Les chanteurs à chapeau, déjà. Ça démarre mal. Gênants jusqu’au dernier étage de leur coquetterie… Qui s'exhibent en marcel ou retroussent les manches de leur blouson histoire d'afficher leurs tatouages… Il faudrait d’ailleurs s’interroger sur cet amour de soi, cette manie fascinante, qu’il gèle ou qu’il vente, de se balader les bras nus ou la chemise ouverte dans le seul espoir de subjuguer le quidam. Comme tous les durs, comme tous les vrais, bref comme tous les tatoués, Julien Doré, semble-t-il, voudrait aussi passer pour un gars farfelu. Alors il montre ses fesses dans le livret de son CD et se chausse de méduses (voir le clip de La Fièvre), ces inévitables sandales supposément «décalées» – l'obsession pathétique du décalisme – qu’il deviendrait encore plus original de porter en short avec des chaussettes. Les clowneries fadasses des vedettes de la variété... Les chanteurs maniérés excitent la curiosité, flattent un goût passager, peuvent accrocher la une des magazines et remplir des Zénith, mais ils n’éveilleront jamais un intérêt durable. En effet, comment parler «musique» au sujet de poseurs pour qui l’image semble être le cœur d’une démarche artistique? Leurs chansons passent après. Et celles qu'ânonne ou soupire Julien Doré sont terriblement affectées, faciles («Nous, on sera fidèles / Comme l’était Castro»), ineptes («La beauté tu sais ça s’use, c’est comme ton premier baiser»), plates («N'attends pas que quelqu'un te dise / Ce que tu dois et ne dois pas»), vides («Nous, nous, nous / Nous on s'en fout de vous / Vous pouvez prendre tout / Tant qu'on est tendres, nous»), ronflantes («On a fait le tour de Verlaine et de Kafka, oh la la») et parfois franchement désolantes («Quel goût a le sexe de ceux que tu fuyais avant?»). Elles font des bulles informes et se dégonflent mollement.
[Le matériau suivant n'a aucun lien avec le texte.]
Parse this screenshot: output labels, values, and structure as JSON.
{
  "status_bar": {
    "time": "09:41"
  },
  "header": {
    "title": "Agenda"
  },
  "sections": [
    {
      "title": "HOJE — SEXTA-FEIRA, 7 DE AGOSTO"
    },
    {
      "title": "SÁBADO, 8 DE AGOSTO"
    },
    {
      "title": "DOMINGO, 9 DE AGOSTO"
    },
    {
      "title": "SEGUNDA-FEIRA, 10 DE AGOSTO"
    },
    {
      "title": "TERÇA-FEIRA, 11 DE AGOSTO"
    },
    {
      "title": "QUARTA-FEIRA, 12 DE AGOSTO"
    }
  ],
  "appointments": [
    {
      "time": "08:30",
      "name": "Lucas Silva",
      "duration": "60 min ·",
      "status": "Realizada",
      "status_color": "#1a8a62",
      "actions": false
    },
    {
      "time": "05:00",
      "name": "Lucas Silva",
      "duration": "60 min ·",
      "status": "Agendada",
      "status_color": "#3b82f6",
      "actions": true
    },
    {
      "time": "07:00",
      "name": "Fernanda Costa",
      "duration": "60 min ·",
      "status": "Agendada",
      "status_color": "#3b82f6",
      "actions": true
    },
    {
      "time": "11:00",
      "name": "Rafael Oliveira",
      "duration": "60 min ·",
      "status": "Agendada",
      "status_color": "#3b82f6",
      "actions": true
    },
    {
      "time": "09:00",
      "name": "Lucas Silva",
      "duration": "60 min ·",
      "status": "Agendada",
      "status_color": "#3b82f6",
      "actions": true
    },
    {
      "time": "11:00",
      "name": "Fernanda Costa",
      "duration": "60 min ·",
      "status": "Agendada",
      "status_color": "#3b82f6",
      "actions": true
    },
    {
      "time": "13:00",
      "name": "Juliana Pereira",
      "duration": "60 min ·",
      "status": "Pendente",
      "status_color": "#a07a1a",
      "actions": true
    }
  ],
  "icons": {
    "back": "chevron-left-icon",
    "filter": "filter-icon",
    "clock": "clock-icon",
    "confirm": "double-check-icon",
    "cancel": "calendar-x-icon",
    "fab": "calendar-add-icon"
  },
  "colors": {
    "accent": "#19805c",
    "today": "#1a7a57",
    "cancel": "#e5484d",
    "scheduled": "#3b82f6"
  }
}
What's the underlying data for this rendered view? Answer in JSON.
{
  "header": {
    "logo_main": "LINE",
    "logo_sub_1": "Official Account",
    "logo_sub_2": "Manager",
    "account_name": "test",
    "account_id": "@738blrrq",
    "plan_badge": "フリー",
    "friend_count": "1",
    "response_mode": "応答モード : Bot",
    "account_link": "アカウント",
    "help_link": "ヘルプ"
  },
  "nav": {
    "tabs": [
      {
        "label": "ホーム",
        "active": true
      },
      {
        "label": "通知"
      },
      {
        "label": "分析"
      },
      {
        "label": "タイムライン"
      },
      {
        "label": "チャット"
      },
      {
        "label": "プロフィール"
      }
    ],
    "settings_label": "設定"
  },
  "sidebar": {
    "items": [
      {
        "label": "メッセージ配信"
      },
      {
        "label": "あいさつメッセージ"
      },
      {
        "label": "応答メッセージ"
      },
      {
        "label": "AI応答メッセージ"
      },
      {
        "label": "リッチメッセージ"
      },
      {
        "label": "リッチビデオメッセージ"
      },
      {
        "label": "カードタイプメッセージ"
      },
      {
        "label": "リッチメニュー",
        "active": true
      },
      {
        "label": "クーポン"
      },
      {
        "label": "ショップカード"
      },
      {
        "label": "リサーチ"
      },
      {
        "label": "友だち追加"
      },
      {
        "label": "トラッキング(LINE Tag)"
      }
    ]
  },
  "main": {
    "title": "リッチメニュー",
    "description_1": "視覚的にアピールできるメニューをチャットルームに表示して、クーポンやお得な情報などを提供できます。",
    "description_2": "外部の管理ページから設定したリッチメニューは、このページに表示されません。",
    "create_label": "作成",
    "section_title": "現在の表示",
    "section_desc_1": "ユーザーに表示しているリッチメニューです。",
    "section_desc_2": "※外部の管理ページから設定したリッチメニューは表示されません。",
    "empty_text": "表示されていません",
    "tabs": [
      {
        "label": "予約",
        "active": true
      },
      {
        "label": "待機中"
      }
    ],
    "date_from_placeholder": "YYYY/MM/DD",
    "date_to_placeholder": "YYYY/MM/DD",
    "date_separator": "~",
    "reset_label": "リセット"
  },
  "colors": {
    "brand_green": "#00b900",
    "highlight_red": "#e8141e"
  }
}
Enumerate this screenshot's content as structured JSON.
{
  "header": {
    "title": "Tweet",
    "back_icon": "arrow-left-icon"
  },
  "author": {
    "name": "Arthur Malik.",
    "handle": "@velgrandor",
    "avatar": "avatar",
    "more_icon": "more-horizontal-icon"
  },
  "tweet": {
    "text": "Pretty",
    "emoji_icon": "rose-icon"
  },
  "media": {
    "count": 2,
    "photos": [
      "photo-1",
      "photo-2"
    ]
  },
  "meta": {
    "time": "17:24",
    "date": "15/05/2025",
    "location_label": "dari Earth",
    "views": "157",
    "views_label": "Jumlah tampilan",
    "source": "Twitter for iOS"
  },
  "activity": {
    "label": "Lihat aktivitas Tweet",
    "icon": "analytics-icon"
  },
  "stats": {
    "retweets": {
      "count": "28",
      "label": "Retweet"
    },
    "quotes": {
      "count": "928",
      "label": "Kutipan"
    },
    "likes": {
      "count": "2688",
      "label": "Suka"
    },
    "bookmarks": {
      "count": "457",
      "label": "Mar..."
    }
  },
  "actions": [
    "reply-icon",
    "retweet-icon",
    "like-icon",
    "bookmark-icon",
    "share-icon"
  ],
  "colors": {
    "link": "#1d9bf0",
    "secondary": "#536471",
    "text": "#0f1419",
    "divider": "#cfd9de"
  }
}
Elles trouvent du style à Kilian Mbappé, envoient du lieu commun, agacent avec leurs chœurs d’enfants et navrent quand elles voudraient être imagées («La vie s'étire comme une chaussette / Que je ne porterai qu'une fois»). De la pop climatisée. N’était cette éclaircie, ce vent doux, cette extase quand s’éploie la voix de Clara Luciani. Mais la voix de Clara Luciani sublimerait n’importe quelle foutaise.